- The Washington Times - Tuesday, December 4, 2001

U.S. consortium inks deal with North Korea
SEOUL A U.S.-led international consortium signed an agreement with North Korea yesterday guaranteeing the quality of two nuclear reactors it is building in the reclusive communist country, South Korean officials said.
The construction of the reactors could be critical to the success of U.S.-led efforts to ensure Pyongyang uses its nuclear facilities to produce energy rather than weapons.
The Korean Peninsula Energy Development Organization is building the reactors in return for the North's agreement in 1994 to freeze its suspected nuclear weapons program. North Korea has threatened to scrap the 1994 deal unless the consortium compensates it for losses caused by construction delays.
The U.S.-led consortium had rejected the idea of compensation.

Jordan sentences five in 1994 assassination
AMMAN, Jordan A military court yesterday condemned five men to death, including the notorious Abu Nidal, for the 1994 assassination of a Jordanian diplomat.
Four of the five convicted killers, including Nidal, were sentenced in absentia. Only Yasser Mohammed Abu Shinar, a Palestinian, stood before the State Security Court in Amman.
They were found guilty of killing Naeb Imran Maaytah, first secretary at the Jordanian Embassy in Beirut.
He was fatally shot while sitting in his car in front of the embassy on Jan. 29, 1994.

Congo war talks could restart soon
JOHANNESBURG Stalled talks to end three years of civil war in the Democratic Republic of Congo will resume in Sun City, South Africa, at the end of January, former Botswana President Ketumile Masire said yesterday.
The meeting will attempt to resume talks that broke down in Addis Ababa in October, mainly over funding and which groups should take part.
They are aimed at ending Africa's biggest conflict, in which 2 million people have died.

U.S., India begin defense talks
NEW DELHI A senior U.S. defense envoy began talks yesterday with government officials aimed at deepening military cooperation with India, a former Cold War ally of Moscow.
The visit by Undersecretary of Defense Douglas Feith was the latest in a string of high-profile U.S. visitors to the Indian capital wanting to bolster ties with India.
Indo-U.S. relations have improved dramatically over the past few years.

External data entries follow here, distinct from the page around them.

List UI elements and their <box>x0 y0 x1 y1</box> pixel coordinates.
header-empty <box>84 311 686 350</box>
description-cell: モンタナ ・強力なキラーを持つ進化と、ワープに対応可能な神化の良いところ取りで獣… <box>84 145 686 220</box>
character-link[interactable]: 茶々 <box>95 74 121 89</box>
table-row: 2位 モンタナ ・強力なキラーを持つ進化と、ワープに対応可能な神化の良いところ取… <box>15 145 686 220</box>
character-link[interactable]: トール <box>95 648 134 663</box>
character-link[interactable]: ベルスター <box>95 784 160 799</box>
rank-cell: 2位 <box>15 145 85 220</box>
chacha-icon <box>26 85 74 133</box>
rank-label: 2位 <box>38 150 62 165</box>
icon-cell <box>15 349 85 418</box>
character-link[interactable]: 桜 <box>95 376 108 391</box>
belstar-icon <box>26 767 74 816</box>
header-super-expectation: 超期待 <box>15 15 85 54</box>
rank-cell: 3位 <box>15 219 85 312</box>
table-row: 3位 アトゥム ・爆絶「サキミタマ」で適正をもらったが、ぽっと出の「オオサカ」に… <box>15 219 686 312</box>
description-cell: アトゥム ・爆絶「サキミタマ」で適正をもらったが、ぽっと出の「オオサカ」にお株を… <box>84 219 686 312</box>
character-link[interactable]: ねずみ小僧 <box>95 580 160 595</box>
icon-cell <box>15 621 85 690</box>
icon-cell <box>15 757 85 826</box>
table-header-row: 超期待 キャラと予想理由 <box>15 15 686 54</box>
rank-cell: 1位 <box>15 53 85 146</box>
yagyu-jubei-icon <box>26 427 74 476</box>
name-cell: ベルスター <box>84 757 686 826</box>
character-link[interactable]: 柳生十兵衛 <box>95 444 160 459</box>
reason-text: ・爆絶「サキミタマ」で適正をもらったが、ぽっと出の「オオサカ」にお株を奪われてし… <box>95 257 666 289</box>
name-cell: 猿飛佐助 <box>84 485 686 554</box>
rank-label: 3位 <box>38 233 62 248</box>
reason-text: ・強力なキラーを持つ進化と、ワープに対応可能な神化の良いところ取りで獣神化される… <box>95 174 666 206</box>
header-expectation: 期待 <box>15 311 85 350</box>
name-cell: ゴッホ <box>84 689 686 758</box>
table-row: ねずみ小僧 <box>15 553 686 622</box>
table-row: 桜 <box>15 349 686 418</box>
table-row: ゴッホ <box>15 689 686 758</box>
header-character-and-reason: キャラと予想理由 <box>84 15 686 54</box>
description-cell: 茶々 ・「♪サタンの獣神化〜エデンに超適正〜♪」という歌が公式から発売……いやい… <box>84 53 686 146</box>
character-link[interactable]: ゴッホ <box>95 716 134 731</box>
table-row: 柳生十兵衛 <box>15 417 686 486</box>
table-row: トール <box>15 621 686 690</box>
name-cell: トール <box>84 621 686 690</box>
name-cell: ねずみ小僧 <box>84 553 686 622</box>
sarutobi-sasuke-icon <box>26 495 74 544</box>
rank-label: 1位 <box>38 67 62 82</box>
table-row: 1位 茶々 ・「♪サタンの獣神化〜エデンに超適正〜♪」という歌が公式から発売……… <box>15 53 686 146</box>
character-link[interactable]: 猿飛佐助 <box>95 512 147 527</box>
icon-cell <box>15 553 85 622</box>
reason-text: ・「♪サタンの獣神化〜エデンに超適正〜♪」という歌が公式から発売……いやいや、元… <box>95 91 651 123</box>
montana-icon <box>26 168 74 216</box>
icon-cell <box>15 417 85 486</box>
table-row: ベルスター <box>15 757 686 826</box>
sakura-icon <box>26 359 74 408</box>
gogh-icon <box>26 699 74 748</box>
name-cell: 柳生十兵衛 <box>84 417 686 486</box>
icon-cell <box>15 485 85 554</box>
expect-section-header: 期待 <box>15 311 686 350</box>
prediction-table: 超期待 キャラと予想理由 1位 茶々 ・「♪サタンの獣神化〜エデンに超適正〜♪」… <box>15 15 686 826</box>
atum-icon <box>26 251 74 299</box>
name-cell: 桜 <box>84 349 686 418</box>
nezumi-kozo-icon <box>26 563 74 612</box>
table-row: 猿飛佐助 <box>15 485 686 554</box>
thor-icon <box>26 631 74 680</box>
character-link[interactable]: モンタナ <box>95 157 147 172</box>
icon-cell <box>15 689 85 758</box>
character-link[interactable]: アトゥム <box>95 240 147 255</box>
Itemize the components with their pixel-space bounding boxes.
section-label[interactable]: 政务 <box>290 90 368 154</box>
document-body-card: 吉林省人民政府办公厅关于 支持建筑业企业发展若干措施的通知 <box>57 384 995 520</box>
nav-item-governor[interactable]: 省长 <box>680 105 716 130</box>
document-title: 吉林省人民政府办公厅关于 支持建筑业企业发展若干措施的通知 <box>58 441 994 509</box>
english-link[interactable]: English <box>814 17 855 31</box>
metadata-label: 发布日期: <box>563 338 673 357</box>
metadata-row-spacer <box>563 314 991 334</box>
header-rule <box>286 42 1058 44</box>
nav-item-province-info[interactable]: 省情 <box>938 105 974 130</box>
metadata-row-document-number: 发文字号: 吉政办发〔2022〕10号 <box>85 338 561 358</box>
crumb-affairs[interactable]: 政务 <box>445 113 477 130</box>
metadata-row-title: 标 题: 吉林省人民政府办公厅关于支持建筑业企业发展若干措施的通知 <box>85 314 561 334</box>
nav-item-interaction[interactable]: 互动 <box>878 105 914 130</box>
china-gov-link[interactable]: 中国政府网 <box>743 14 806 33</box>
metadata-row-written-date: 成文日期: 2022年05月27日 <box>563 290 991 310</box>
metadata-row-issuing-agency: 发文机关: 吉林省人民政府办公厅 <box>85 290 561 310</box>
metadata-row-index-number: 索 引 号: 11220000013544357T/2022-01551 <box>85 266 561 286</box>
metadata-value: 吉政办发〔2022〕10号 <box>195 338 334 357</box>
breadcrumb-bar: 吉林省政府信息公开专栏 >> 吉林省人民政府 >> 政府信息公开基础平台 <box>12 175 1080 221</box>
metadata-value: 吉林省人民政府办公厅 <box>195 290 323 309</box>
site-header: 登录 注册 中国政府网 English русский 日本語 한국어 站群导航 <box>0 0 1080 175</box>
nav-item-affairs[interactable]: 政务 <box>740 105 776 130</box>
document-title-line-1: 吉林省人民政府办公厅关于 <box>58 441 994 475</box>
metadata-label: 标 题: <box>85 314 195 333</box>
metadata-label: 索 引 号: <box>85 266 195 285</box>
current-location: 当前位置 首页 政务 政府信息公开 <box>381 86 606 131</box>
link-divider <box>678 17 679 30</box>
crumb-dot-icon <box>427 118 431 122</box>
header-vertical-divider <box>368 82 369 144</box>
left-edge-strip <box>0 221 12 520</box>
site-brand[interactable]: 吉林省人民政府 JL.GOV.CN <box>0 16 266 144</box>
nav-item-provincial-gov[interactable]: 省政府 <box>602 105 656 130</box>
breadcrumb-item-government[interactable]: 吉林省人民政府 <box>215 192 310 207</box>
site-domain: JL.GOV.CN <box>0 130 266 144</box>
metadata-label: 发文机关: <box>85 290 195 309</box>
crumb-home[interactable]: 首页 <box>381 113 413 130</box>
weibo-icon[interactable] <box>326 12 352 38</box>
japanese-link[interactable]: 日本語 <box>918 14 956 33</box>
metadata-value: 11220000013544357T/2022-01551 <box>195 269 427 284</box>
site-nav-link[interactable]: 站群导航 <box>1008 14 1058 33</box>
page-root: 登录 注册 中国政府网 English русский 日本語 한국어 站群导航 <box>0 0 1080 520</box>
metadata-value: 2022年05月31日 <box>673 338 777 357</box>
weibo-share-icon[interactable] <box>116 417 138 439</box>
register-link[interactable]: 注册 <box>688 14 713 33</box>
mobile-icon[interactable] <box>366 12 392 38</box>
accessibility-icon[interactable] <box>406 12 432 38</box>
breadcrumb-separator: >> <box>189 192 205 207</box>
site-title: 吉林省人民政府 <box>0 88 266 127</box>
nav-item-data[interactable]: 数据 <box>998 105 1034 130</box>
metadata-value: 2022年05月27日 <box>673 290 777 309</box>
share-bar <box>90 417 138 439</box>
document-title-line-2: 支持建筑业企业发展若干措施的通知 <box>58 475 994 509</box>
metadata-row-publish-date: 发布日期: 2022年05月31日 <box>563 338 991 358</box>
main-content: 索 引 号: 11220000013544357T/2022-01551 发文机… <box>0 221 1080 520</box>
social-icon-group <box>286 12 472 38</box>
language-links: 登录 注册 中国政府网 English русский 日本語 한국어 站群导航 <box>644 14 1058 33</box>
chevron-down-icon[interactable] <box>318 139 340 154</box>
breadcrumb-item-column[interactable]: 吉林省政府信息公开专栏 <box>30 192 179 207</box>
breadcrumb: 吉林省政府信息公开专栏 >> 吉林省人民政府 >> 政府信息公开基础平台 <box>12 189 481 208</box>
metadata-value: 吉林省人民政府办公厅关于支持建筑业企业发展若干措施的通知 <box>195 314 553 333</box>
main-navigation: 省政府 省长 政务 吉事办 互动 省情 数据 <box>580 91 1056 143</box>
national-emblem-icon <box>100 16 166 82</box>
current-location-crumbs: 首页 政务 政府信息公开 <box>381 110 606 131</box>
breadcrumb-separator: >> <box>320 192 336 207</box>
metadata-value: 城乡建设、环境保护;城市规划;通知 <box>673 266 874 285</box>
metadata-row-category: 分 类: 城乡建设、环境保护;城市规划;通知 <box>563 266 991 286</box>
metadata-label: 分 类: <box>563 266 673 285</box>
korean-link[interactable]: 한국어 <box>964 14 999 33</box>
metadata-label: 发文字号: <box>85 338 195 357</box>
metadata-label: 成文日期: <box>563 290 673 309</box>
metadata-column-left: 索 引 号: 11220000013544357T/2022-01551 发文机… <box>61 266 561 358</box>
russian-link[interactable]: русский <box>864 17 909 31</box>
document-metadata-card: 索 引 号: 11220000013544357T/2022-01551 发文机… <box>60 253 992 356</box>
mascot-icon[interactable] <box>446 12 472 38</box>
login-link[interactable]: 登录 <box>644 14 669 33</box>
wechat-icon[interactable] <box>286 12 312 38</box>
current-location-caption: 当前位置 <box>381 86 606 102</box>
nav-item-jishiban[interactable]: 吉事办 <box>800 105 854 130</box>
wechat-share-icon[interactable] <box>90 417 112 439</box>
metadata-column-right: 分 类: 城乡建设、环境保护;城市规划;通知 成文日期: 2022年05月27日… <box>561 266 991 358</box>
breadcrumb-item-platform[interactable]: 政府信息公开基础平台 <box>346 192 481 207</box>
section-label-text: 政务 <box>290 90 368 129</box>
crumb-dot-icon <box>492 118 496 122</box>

Washington has sought closer regional ties as a counterweight to China. India was one of the first nations to support the U.S. war on terrorism.

Russia to launchnew nuclear sub
MOSCOW President Vladimir Putin said yesterday he would visit a northern shipyard to launch a nuclear submarine a trip apparently intended to bolster the Russian navy's morale, shaken by the weekend ouster of several admirals.
Mr. Putin said he would go to the Sevmash shipyard in the town of Severodvinsk today to commission the submarine Gepard. The same shipyard launched the Kursk nuclear submarine, which sank in the Barents Sea in August 2000, killing all 118 men aboard.

Cake-throwing protest considered treason
STOCKHOLM A Swedish court convicted four teen-age boys of high treason yesterday for throwing a cream cake at King Carl Gustaf.
In a protest against the monarchy, the youngsters had assembled a strawberry cream cake before one of them threw it in the king's face shouting "For King and Fatherland" during a royal visit to a Swedish park in September.
The court fined the boys between 80 and 100 days' income each, which legal sources said would equate to a maximum fine of about $370. They were also convicted of minor assault.
The boys were all between the ages of 16 and 18.